COMMENT LES FRANCAIS PERCOIVENT LEURS ACTIONS
On l'a vu récemment avec des articles parus dans la presse régionale bretonne, la troupe et ses sous-officiers confient sans retenue leur frustration, leur manque de moyens. Goya a rencontré d'autres militaires, qui complètent relativement ce "bruit de fond". "Sur le plan de l’image donnée de leur action en France, beaucoup de Français sur place ont le sentiment d’une opération à bas bruit et à bas coût, sorte de guerre d’Indochine en modèle réduit" écrit Michel Goya (2).

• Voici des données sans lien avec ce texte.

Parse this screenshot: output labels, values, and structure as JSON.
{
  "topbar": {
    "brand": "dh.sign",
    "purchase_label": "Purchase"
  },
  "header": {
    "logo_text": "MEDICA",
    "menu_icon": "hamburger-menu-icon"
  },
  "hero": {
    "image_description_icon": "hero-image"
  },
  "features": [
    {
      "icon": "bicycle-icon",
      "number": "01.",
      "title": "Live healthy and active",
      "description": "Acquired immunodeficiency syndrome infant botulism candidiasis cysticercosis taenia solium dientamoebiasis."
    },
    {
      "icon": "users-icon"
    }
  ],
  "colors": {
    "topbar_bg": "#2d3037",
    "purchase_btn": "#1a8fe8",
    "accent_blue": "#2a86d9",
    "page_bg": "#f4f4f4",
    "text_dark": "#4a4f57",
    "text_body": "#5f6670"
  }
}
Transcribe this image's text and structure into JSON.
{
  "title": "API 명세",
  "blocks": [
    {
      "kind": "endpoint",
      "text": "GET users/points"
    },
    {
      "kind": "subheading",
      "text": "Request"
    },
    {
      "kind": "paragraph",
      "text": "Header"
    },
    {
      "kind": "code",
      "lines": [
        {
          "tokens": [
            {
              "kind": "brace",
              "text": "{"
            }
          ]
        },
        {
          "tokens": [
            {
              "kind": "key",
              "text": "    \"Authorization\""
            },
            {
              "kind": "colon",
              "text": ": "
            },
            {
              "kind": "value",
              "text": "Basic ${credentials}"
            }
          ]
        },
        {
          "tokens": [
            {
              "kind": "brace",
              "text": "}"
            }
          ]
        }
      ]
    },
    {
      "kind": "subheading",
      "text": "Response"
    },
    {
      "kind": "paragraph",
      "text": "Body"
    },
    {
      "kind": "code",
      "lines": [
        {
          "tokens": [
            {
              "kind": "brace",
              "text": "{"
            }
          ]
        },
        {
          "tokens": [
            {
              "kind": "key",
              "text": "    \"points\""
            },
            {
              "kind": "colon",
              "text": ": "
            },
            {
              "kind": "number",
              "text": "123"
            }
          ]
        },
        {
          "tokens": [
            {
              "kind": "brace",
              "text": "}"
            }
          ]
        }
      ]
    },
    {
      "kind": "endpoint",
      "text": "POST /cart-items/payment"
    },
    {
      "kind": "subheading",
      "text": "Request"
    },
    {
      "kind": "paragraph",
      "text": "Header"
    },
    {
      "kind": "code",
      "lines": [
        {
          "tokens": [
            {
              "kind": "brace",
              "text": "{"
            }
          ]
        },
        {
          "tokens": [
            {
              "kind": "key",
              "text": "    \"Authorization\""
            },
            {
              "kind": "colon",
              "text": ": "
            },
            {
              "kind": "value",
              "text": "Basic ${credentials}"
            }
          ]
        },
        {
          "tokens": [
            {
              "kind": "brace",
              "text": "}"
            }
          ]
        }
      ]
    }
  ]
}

Quitte à fâcher quelques-uns, l'auteur ajoute : "plus que par une augmentation des effectifs, le surcroît d’efficacité viendrait surtout d’une meilleure « greffe » de la Coalition dans le milieu afghan. Celle-ci pourrait prendre plusieurs formes. Les officiers afghans admettraient parfaitement que les bataillons français engagent directement sous contrat des soldats locaux dans leur rang, à la manière des unités « jaunies » d’Indochine. Une unité mixte associant la connaissance du milieu des Afghans et la compétence technique des Français serait un remarquable et peu couteux multiplicateur d’efficacité au sein de chaque bataillon. Des officiers français suggèrent aussi de créer un petit corps permanent d’« officiers des affaires afghanes », dont la connaissance parfaite de la langue et d’un secteur donné faciliterait grandement l’action des unités tournantes. D’autres parlent d’intégrer une composante de type « service militaire adapté » au sein même des bases françaises pour donner une formation professionnelle aux jeunes afghans."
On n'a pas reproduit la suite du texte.